Ekrem TUNCER
  • 29/07/2018 Son günceleme: 29/07/2018 12:15
  • 7.831

Dünya var olduğundan beri insanlar nefsanî istekleri gereği güçlü olmak istemişler ya da güçlünün yanında yer alarak onlardan nemalanmaya çalışmışlardır. Ve bunun akabinde insanların çoğu güçlü olayım derken karakterlerinden ve değerlerinden olmuşlardır.
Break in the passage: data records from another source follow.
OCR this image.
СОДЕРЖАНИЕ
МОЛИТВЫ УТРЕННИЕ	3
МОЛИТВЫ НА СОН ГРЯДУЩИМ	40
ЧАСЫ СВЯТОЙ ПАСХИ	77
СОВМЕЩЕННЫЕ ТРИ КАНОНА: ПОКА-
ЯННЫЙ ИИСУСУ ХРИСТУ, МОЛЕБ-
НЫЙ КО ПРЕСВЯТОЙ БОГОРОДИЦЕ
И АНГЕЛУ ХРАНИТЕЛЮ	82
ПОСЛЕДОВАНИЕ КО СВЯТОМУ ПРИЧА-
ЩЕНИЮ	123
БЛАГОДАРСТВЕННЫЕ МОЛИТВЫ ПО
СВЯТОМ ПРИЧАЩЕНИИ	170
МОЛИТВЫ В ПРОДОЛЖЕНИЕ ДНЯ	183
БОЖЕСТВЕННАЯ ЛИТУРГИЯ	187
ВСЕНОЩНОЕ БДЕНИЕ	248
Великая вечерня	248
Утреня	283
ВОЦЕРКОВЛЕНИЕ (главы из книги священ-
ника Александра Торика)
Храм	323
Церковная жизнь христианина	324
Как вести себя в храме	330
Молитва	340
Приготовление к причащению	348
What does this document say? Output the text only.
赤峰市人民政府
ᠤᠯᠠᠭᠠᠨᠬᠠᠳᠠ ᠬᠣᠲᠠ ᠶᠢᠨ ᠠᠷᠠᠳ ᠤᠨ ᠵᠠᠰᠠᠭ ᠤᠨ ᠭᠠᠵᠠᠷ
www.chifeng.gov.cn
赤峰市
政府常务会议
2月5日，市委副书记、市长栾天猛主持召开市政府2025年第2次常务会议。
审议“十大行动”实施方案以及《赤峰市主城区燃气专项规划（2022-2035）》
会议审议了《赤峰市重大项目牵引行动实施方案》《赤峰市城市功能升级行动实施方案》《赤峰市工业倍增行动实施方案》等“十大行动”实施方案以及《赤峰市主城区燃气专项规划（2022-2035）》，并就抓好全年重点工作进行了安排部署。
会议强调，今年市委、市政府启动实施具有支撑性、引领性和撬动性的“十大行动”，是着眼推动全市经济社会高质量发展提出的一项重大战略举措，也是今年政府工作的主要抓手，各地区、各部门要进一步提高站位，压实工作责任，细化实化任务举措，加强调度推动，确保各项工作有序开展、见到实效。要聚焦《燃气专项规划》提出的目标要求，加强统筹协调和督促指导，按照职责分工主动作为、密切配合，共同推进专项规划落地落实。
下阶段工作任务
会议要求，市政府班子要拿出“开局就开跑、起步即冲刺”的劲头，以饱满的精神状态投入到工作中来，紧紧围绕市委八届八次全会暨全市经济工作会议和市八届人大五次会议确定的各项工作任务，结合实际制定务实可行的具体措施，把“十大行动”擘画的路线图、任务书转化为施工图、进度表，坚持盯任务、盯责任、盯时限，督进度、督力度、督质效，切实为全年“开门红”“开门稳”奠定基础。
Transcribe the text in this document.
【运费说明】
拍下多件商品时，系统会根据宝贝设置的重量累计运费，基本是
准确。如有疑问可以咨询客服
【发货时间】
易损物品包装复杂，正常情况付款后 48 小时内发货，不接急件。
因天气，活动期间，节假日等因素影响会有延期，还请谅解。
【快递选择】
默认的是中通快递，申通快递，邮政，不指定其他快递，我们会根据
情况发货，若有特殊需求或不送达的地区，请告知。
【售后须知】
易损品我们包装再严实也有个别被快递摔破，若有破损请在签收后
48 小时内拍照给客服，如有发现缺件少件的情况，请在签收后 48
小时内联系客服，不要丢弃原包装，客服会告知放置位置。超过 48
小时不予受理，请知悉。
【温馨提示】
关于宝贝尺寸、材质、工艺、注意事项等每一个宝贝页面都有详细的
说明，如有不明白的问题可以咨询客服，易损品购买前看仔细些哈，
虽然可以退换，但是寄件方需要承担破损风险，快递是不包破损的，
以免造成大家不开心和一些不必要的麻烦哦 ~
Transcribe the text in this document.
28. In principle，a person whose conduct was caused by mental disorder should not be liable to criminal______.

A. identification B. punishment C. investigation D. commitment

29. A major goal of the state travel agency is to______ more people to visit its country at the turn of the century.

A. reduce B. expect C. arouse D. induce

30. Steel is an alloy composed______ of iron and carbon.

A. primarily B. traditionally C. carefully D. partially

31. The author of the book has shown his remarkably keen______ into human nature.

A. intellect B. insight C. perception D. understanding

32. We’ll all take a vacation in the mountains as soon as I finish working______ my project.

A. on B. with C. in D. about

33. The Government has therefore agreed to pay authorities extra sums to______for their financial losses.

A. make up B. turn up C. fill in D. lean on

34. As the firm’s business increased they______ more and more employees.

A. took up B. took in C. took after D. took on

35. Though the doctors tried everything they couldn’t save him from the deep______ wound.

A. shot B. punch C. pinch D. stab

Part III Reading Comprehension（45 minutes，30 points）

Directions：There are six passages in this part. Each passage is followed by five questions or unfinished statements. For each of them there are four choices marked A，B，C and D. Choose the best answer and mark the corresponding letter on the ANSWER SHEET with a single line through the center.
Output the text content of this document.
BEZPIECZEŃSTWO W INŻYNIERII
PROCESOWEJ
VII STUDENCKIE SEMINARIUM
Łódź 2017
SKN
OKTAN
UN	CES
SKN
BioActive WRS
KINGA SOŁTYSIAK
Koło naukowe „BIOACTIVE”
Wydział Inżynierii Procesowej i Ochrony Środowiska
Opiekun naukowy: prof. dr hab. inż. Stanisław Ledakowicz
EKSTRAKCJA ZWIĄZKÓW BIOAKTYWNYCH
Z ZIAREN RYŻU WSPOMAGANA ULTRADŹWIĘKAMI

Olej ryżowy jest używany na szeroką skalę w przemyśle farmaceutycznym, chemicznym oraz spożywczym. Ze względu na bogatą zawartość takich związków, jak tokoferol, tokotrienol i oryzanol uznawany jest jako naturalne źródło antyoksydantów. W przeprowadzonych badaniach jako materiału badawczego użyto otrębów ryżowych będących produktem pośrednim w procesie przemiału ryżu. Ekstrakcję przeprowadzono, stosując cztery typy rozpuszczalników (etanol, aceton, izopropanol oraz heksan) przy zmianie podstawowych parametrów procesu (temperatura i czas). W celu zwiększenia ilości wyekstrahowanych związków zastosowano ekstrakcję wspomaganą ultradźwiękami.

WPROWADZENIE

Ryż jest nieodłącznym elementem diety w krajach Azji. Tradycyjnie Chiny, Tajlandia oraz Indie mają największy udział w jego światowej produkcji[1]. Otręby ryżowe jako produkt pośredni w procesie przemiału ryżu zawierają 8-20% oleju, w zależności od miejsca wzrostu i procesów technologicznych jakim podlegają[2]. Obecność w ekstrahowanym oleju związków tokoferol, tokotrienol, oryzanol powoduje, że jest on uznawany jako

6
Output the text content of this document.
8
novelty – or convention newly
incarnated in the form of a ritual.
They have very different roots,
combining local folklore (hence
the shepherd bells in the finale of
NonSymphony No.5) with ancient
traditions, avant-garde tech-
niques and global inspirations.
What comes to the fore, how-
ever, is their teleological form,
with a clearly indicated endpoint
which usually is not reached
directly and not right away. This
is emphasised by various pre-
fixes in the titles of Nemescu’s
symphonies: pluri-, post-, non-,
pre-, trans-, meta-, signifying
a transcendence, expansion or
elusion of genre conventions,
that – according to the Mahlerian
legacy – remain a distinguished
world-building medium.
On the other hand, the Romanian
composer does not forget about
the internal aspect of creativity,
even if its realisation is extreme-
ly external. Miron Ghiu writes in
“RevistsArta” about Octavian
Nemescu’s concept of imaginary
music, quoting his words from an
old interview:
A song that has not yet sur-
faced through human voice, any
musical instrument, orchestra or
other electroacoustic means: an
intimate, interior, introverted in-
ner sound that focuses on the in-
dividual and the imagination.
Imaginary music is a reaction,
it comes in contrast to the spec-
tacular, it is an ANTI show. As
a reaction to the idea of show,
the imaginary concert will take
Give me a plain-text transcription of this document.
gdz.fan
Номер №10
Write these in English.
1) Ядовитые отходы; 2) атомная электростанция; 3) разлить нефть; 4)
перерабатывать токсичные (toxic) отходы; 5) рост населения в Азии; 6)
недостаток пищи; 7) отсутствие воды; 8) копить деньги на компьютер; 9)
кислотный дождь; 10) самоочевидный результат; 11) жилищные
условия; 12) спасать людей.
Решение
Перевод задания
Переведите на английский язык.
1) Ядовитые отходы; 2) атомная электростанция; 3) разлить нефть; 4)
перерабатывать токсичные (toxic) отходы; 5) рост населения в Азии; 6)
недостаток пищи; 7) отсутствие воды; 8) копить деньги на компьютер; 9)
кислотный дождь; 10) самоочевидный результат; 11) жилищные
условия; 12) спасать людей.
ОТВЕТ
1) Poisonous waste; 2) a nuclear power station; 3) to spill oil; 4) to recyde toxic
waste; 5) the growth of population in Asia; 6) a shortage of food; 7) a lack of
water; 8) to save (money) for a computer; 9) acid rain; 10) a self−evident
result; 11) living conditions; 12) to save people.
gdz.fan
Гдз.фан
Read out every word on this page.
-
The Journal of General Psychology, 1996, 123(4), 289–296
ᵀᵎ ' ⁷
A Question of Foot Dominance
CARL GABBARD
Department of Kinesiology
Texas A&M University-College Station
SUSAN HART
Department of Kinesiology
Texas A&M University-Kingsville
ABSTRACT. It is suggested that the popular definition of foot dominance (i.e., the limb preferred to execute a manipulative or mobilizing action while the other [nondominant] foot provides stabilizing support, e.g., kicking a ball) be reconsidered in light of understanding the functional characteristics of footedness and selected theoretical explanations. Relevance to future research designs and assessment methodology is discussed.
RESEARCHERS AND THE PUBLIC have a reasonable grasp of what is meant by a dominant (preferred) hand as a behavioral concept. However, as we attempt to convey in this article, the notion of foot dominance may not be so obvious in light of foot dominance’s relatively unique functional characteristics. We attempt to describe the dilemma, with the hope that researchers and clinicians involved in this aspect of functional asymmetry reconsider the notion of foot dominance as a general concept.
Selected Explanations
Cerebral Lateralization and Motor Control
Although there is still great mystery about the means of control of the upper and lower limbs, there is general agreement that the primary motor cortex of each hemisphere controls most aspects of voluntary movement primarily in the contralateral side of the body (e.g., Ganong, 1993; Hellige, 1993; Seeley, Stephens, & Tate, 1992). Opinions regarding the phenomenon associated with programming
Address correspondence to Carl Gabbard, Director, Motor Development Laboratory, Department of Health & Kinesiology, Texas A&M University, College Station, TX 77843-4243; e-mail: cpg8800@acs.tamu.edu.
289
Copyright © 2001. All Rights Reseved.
Maddi olarak belki yükselmişlerdir ama manevi noktada alçalmışlardır. İnsani değerlerini yitirmişler ve para ya da makam gücünü kenara çektiğinde bir çuval hiç orta yerde kalmıştır.

Yazının başında da belirttiğim üzere her ne kadar bunun insanın nefsani isteklerinden kaynaklı olduğunu yani dünya imtihanının böyle olduğunu bilsek te bu ölümlü dünyada çevremizdeki insanların bu tuzağa düşmesine üzülüyoruz.

Diğer taraftan da; Çevremizde bulunan ve daha dününü bildiğimiz bazı arkadaşların veya muhatap olmak zorunda kaldığımız kişilerin iyi niyetimizi anlamayıp bir de üstüne kibirlenmelerini ve saçmalamalarını görmemiz bu sefer de kızmamıza sebep oluyor.

 

Sonradan çakma ‘İslamcılığınızla’ sanki biz yaşamamışız gibi başımıza 28 şubat mağduru kesilirsiniz.

15 temmuzda ortalıkta gözükmezsiniz, 16 temmuzda sosyal medya mücahidi olursunuz. 

Son seçim sürecinde iktidar kaybedilebilir korkusuyla tırsarak kenara çekilip izlersiniz, seçim sonuçları akabinde çıkıp ahkam kesersiniz.

Namazın farzlarını say desem tamamını sayamaz, klasik ilmihal bilgilerini bile bilmez, doğru dürüst kıraat zaten yok ama konuşmaya gelince son yüzyılın müceddidi edalarından da geri durmazsınız.

Kendi menfaatinizden başka bir şey bilmez, bir yaralı parmağa tükürdüğünüzü tarih yazmamıştır ama sorsak 1 numaralı vatan evladısınız.

Ahbap / çavuş ilişkisiyle bir yerlere gelir, çevrenizi de buna göre dizayn eder, bu uğurda her türlü rezilliği yapar ve göz yumar, sonra da liyakat ve adaletten dem vuran dava adamı olursunuz. 

Soruyorum:

Siz kendinizi çok akıllı, bizi de alık mı zannediyorsunuz?